O gabinete do CEO de Ayushman Bharat Haryana, em carta de 7 de janeiro, instruiu todos os hospitais incluídos no esquema que os beneficiários internados na HDU e na UTI, com ou sem suporte de ventilador, fossem mantidos sob vigilância contínua por câmeras CCTV ao vivo e o hyperlink de transmissão ao vivo fosse compartilhado com a Agência Estadual de Saúde.
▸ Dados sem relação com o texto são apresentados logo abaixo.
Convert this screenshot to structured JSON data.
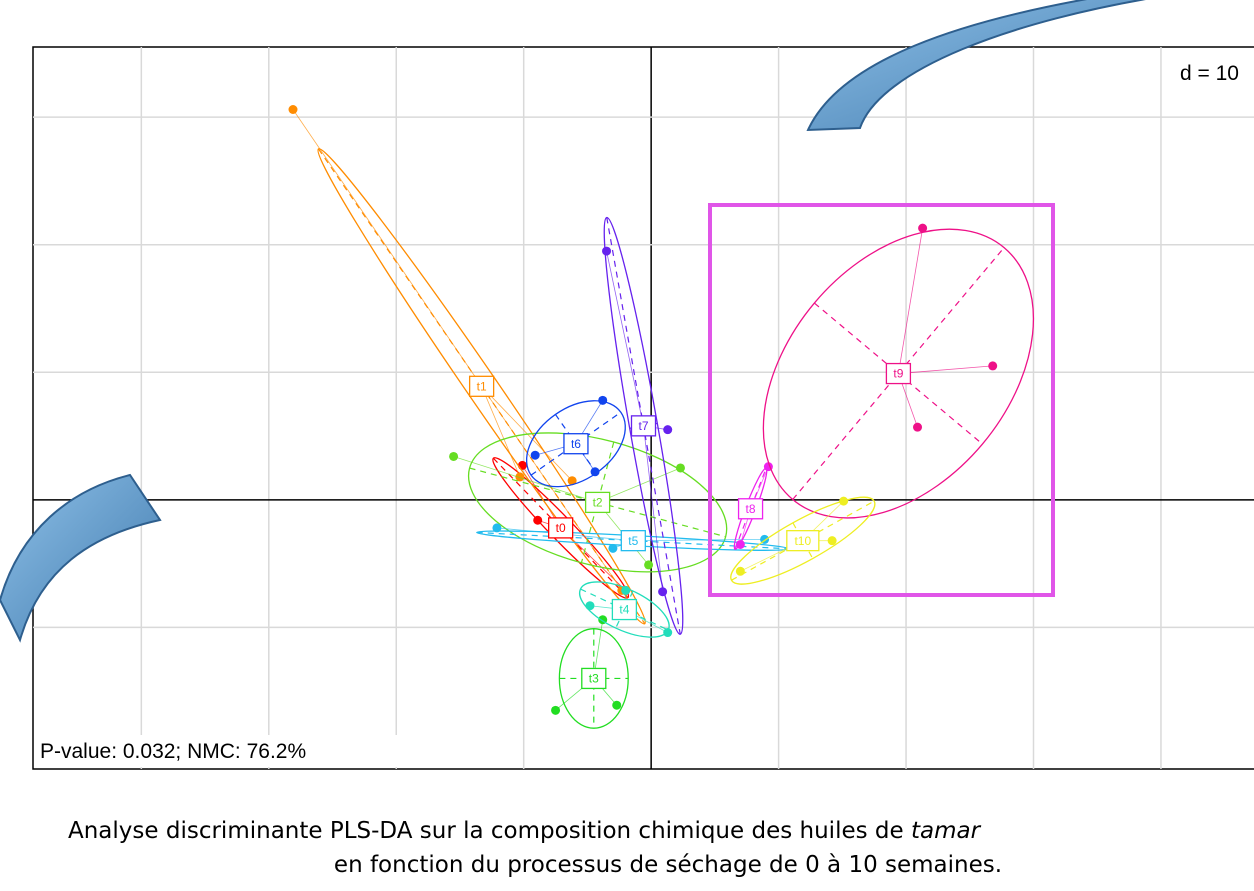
{
  "chart_data": {
    "type": "scatter",
    "grid_label": "d = 10",
    "annotation": "P-value: 0.032; NMC: 76.2%",
    "caption_line1": "Analyse discriminante PLS-DA sur la composition chimique des huiles de ",
    "caption_species": "tamar",
    "caption_line2": "en fonction du processus de séchage de 0 à 10 semaines.",
    "xlim": [
      -48.5,
      47.3
    ],
    "ylim": [
      -21.1,
      35.5
    ],
    "grid_x": [
      -40,
      -30,
      -20,
      -10,
      0,
      10,
      20,
      30,
      40
    ],
    "grid_y": [
      -10,
      0,
      10,
      20,
      30
    ],
    "groups": [
      {
        "name": "t0",
        "color": "#ff0000",
        "center": [
          -7.1,
          -2.2
        ],
        "ellipse": {
          "rx": 7.6,
          "ry": 0.9,
          "angle": -46
        },
        "points": [
          [
            -10.1,
            2.7
          ],
          [
            -8.9,
            -1.6
          ],
          [
            -2.0,
            -7.1
          ]
        ]
      },
      {
        "name": "t1",
        "color": "#ff8c00",
        "center": [
          -13.3,
          8.9
        ],
        "ellipse": {
          "rx": 22.6,
          "ry": 1.2,
          "angle": -55.5
        },
        "points": [
          [
            -28.1,
            30.6
          ],
          [
            -10.3,
            1.8
          ],
          [
            -6.2,
            1.5
          ],
          [
            -2.3,
            -7.1
          ]
        ]
      },
      {
        "name": "t2",
        "color": "#66dd22",
        "center": [
          -4.2,
          -0.2
        ],
        "ellipse": {
          "rx": 10.4,
          "ry": 4.9,
          "angle": -15
        },
        "points": [
          [
            -15.5,
            3.4
          ],
          [
            2.3,
            2.5
          ],
          [
            -0.2,
            -5.1
          ]
        ]
      },
      {
        "name": "t3",
        "color": "#22dd22",
        "center": [
          -4.5,
          -14.0
        ],
        "ellipse": {
          "rx": 2.7,
          "ry": 3.9,
          "angle": 0
        },
        "points": [
          [
            -7.5,
            -16.5
          ],
          [
            -2.7,
            -16.1
          ],
          [
            -3.8,
            -9.4
          ]
        ]
      },
      {
        "name": "t4",
        "color": "#22ddbb",
        "center": [
          -2.1,
          -8.6
        ],
        "ellipse": {
          "rx": 3.8,
          "ry": 1.6,
          "angle": -25
        },
        "points": [
          [
            -4.8,
            -8.3
          ],
          [
            1.3,
            -10.4
          ],
          [
            -2.0,
            -7.1
          ]
        ]
      },
      {
        "name": "t5",
        "color": "#22bbee",
        "center": [
          -1.4,
          -3.2
        ],
        "ellipse": {
          "rx": 12.3,
          "ry": 0.4,
          "angle": -3
        },
        "points": [
          [
            -12.1,
            -2.2
          ],
          [
            8.9,
            -3.1
          ],
          [
            -3.0,
            -3.8
          ]
        ]
      },
      {
        "name": "t6",
        "color": "#1144ee",
        "center": [
          -5.9,
          4.4
        ],
        "ellipse": {
          "rx": 4.3,
          "ry": 2.8,
          "angle": 35
        },
        "points": [
          [
            -3.8,
            7.8
          ],
          [
            -9.1,
            3.5
          ],
          [
            -4.4,
            2.2
          ]
        ]
      },
      {
        "name": "t7",
        "color": "#6622ee",
        "center": [
          -0.6,
          5.8
        ],
        "ellipse": {
          "rx": 16.6,
          "ry": 1.1,
          "angle": -80
        },
        "points": [
          [
            -3.5,
            19.5
          ],
          [
            1.3,
            5.5
          ],
          [
            0.9,
            -7.2
          ]
        ]
      },
      {
        "name": "t8",
        "color": "#ee22ee",
        "center": [
          7.8,
          -0.7
        ],
        "ellipse": {
          "rx": 3.4,
          "ry": 0.4,
          "angle": 69
        },
        "points": [
          [
            9.2,
            2.6
          ],
          [
            7.0,
            -3.5
          ]
        ]
      },
      {
        "name": "t9",
        "color": "#ee1188",
        "center": [
          19.4,
          9.9
        ],
        "ellipse": {
          "rx": 12.9,
          "ry": 8.6,
          "angle": 50
        },
        "points": [
          [
            21.3,
            21.3
          ],
          [
            26.8,
            10.5
          ],
          [
            20.9,
            5.7
          ]
        ]
      },
      {
        "name": "t10",
        "color": "#eeee22",
        "center": [
          11.9,
          -3.2
        ],
        "ellipse": {
          "rx": 6.4,
          "ry": 1.6,
          "angle": 29
        },
        "points": [
          [
            15.1,
            -0.1
          ],
          [
            14.2,
            -3.2
          ],
          [
            7.0,
            -5.6
          ]
        ]
      }
    ]
  }
}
As câmeras serão posicionadas de forma a garantir a dignidade e a privacidade dos pacientes, mas permitir a verificação de sua presença, afirma a carta.

As orientações visavam fortalecer a transparência, a responsabilização e o monitoramento eficaz na implementação do Ayusham Bharat-Pradhan Mantri Jan Arogya Yojana, dizia a carta.

Classificando as orientações como “muito impraticáveis”, o IMA, na contra-carta, argumentou que também haveria outros pacientes além dos beneficiários do esquema nestas áreas e que havia uma grande probabilidade de utilização indevida deste alimento.

“Em uma petição (civil) nº 635/2021, o Supremo Tribunal também decidiu contra a instalação obrigatória de CFTV nos hospitais. Como é justificável que a privacidade de um paciente em tratamento sob Ayushman Bharat seja comprometida porque ele ou ela é pobre e utiliza esses serviços?”, disse o IMA, acrescentando que já existia um processo estabelecido de verificação de casos admitidos com um procedimento operacional padrão adequado.